Qualifiant le Nutri-Score de « logo simpliste » et n’hésitant pas à faire part d’un « sentiment d’injustice », la Confédération générale des producteurs de lait de brebis ne rejette pourtant pas le principe même d’une meilleure information nutritionnelle à destination des consommateurs : « l’intention d’informer nos concitoyens sur leur alimentation est une démarche intéressante à laquelle nous souscrivons, a récemment réaffirmé l’interprofession au journal Libération. Mais pour nous, l’algorithme envisagé est partial, partiel et surtout injuste pour notre fromage ! ». Un appel qui trouve un écho chez certains responsables politiques : « le cahier des charges c’est déjà un acte de responsabilité vis-à-vis du consommateur. Le mieux est l’ennemi du bien », tranche le député de l’Aveyron Stéphane Mazars.

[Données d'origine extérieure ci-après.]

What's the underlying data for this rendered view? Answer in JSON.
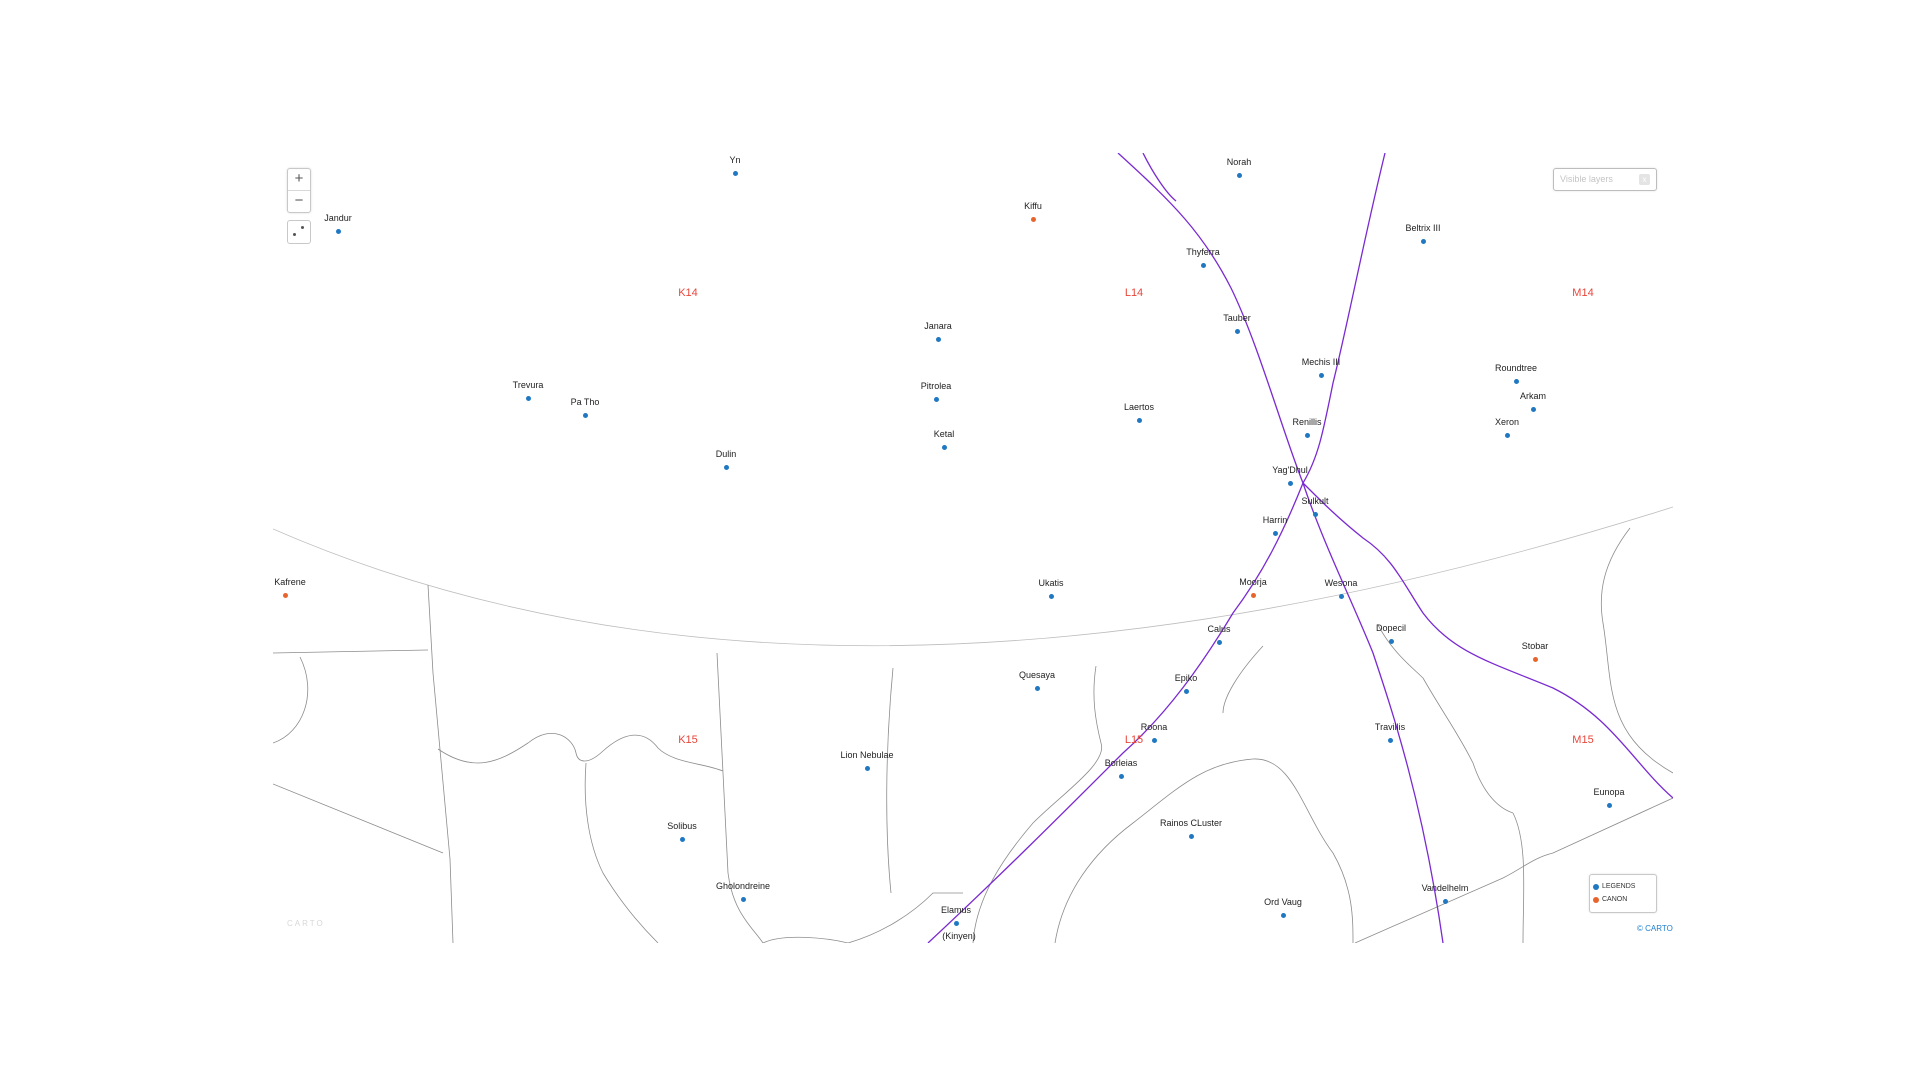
{
  "colors": {
    "legends": "#1f78c1",
    "canon": "#e8642b",
    "route": "#7a2ad1",
    "border": "#8c8c8c",
    "grid_label": "#e8463b"
  },
  "controls": {
    "zoom_in": "+",
    "zoom_out": "−",
    "fit_icon": "fit-bounds-icon",
    "layers_placeholder": "Visible layers",
    "layers_button": "x"
  },
  "grid_labels": [
    "K14",
    "L14",
    "M14",
    "K15",
    "L15",
    "M15"
  ],
  "planets": [
    {
      "name": "Yn",
      "type": "legends"
    },
    {
      "name": "Norah",
      "type": "legends"
    },
    {
      "name": "Kiffu",
      "type": "canon"
    },
    {
      "name": "Jandur",
      "type": "legends"
    },
    {
      "name": "Thyferra",
      "type": "legends"
    },
    {
      "name": "Beltrix III",
      "type": "legends"
    },
    {
      "name": "Tauber",
      "type": "legends"
    },
    {
      "name": "Janara",
      "type": "legends"
    },
    {
      "name": "Mechis III",
      "type": "legends"
    },
    {
      "name": "Roundtree",
      "type": "legends"
    },
    {
      "name": "Trevura",
      "type": "legends"
    },
    {
      "name": "Pitrolea",
      "type": "legends"
    },
    {
      "name": "Pa Tho",
      "type": "legends"
    },
    {
      "name": "Arkam",
      "type": "legends"
    },
    {
      "name": "Laertos",
      "type": "legends"
    },
    {
      "name": "Renillis",
      "type": "legends"
    },
    {
      "name": "Xeron",
      "type": "legends"
    },
    {
      "name": "Ketal",
      "type": "legends"
    },
    {
      "name": "Dulin",
      "type": "legends"
    },
    {
      "name": "Yag'Dhul",
      "type": "legends"
    },
    {
      "name": "Sulkult",
      "type": "legends"
    },
    {
      "name": "Harrin",
      "type": "legends"
    },
    {
      "name": "of Kafrene",
      "type": "canon"
    },
    {
      "name": "Ukatis",
      "type": "legends"
    },
    {
      "name": "Moorja",
      "type": "canon"
    },
    {
      "name": "Wesona",
      "type": "legends"
    },
    {
      "name": "Calus",
      "type": "legends"
    },
    {
      "name": "Dopecil",
      "type": "legends"
    },
    {
      "name": "Stobar",
      "type": "canon"
    },
    {
      "name": "Quesaya",
      "type": "legends"
    },
    {
      "name": "Epiko",
      "type": "legends"
    },
    {
      "name": "Roona",
      "type": "legends"
    },
    {
      "name": "Travillis",
      "type": "legends"
    },
    {
      "name": "Lion Nebulae",
      "type": "legends"
    },
    {
      "name": "Borleias",
      "type": "legends"
    },
    {
      "name": "Eunopa",
      "type": "legends"
    },
    {
      "name": "Solibus",
      "type": "legends"
    },
    {
      "name": "Rainos CLuster",
      "type": "legends"
    },
    {
      "name": "Gholondreine",
      "type": "legends"
    },
    {
      "name": "Vandelhelm",
      "type": "legends"
    },
    {
      "name": "Ord Vaug",
      "type": "legends"
    },
    {
      "name": "Elamus",
      "type": "legends"
    },
    {
      "name": "(Kinyen)",
      "type": "legends"
    }
  ],
  "legend": [
    {
      "label": "LEGENDS",
      "type": "legends"
    },
    {
      "label": "CANON",
      "type": "canon"
    }
  ],
  "attribution": "© CARTO",
  "logo": "CARTO"
}
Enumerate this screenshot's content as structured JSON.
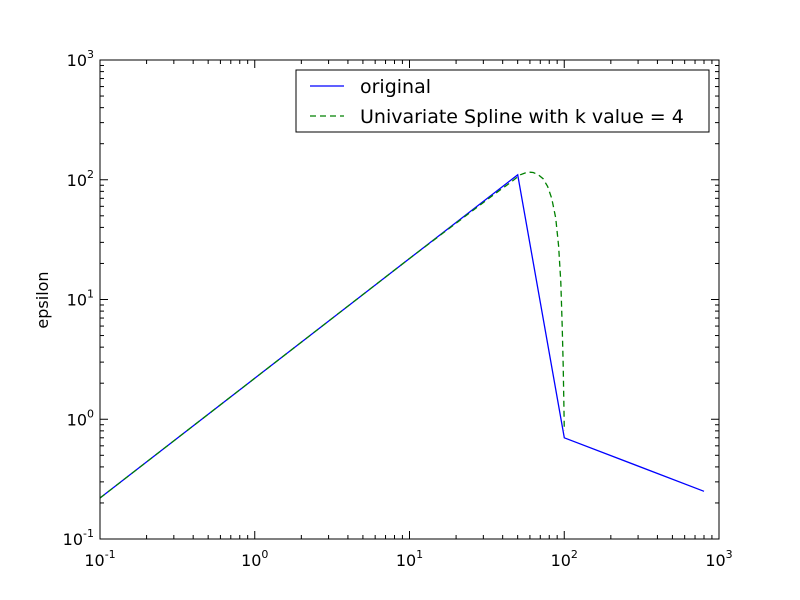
{
  "chart_data": {
    "type": "line",
    "title": "",
    "xlabel": "",
    "ylabel": "epsilon",
    "xscale": "log",
    "yscale": "log",
    "xlim": [
      0.1,
      1000
    ],
    "ylim": [
      0.1,
      1000
    ],
    "grid": false,
    "legend_position": "top-right",
    "x_ticks": [
      {
        "base": "10",
        "exp": "-1",
        "value": 0.1
      },
      {
        "base": "10",
        "exp": "0",
        "value": 1
      },
      {
        "base": "10",
        "exp": "1",
        "value": 10
      },
      {
        "base": "10",
        "exp": "2",
        "value": 100
      },
      {
        "base": "10",
        "exp": "3",
        "value": 1000
      }
    ],
    "y_ticks": [
      {
        "base": "10",
        "exp": "-1",
        "value": 0.1
      },
      {
        "base": "10",
        "exp": "0",
        "value": 1
      },
      {
        "base": "10",
        "exp": "1",
        "value": 10
      },
      {
        "base": "10",
        "exp": "2",
        "value": 100
      },
      {
        "base": "10",
        "exp": "3",
        "value": 1000
      }
    ],
    "series": [
      {
        "name": "original",
        "color": "#0000ff",
        "style": "solid",
        "x": [
          0.1,
          50,
          100,
          800
        ],
        "y": [
          0.22,
          110,
          0.7,
          0.25
        ]
      },
      {
        "name": "Univariate Spline with k value = 4",
        "color": "#008000",
        "style": "dashed",
        "x": [
          0.1,
          1,
          10,
          35,
          45,
          52,
          58,
          63,
          68,
          73,
          78,
          83,
          88,
          92,
          95,
          97,
          98.5,
          99.5,
          100
        ],
        "y": [
          0.22,
          2.2,
          22,
          75,
          95,
          110,
          116,
          115,
          110,
          102,
          88,
          70,
          48,
          28,
          14,
          6,
          2.8,
          1.3,
          0.8
        ]
      }
    ]
  }
}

L’exemption au Nutri-Score, une fausse bonne idée
En attendant, l’ombre d’une prochaine généralisation obligatoire du Nutri-Score électrise le débat et pousse certains producteurs français dans leurs retranchements. À tel point que certains d’entre-eux n’hésitent plus à demander publiquement à ce que leurs produits soient purement et simplement exemptés du futur système. C’est le cas des producteurs de maroilles, qui ont estimé en avril dernier que les produits bénéficiant d’une AOC (appellation d’origine contrôlée) ou d’une IGP (indication géographique protégée) ou encore relevant du Cnaol (Conseil national des appellations d’origine laitières) devraient bénéficier d’un régime de faveur. Seule solution, selon eux, pour faire face au fait que la composition de leurs fromages ne peut, à la différence des produits industriels ultra-transformés, en aucun cas être modifiée.
Compréhensible, la réaction des producteurs de maroilles n’en est pas moins inappropriée. Elle s’inscrit en effet à rebours des aspirations des consommateurs français, dont les habitudes alimentaires ont beaucoup évolué au cours des années passées. Exprimant un fort besoin de transparence et d’une alimentation plus saine, une large majorité (64%) des Français se déclarent ainsi favorables à la mise en place d’un système d’étiquetage nutritionnel. Par ailleurs, près de six consommateurs sur dix (57%) affirment avoir déjà changé une habitude d’achat depuis l’arrivée des logos nutritionnels sur leurs produits. Autrement dit, le réflexe est déjà entré dans les mœurs ; pour les fromagers, décider de nager à contre-courant de leur clientèle apparaîtrait donc comme une stratégie risquée, au mieux conservatrice, au pire contreproductive.
L’exemple des producteurs d’huile d’olive espagnols
Car ce n’est pas tant le principe d’un étiquetage nutritionnel qui fait débat, que son dévoiement par les concepteurs et promoteurs du Nutri-Score. En Espagne, les producteurs d’huile d’olive, un produit lui aussi très mal noté par le Nutri-Score et dont les exportations pourraient pâtir de sa généralisation, se sont ainsi unis derrière l’idée d’un autre système d’étiquetage. Certains d’entre-eux plaident par exemple pour le concurrent du système français, le Nutrinform, dont ils estiment que les algorithmes ne pénalisent pas injustement leurs produits. Une stratégie en apparence plus constructive, qui ménage tant les intérêts des consommateurs que ceux de secteurs entiers de l’économie espagnole, et dont feraient bien de s’inspirer les fromagers français.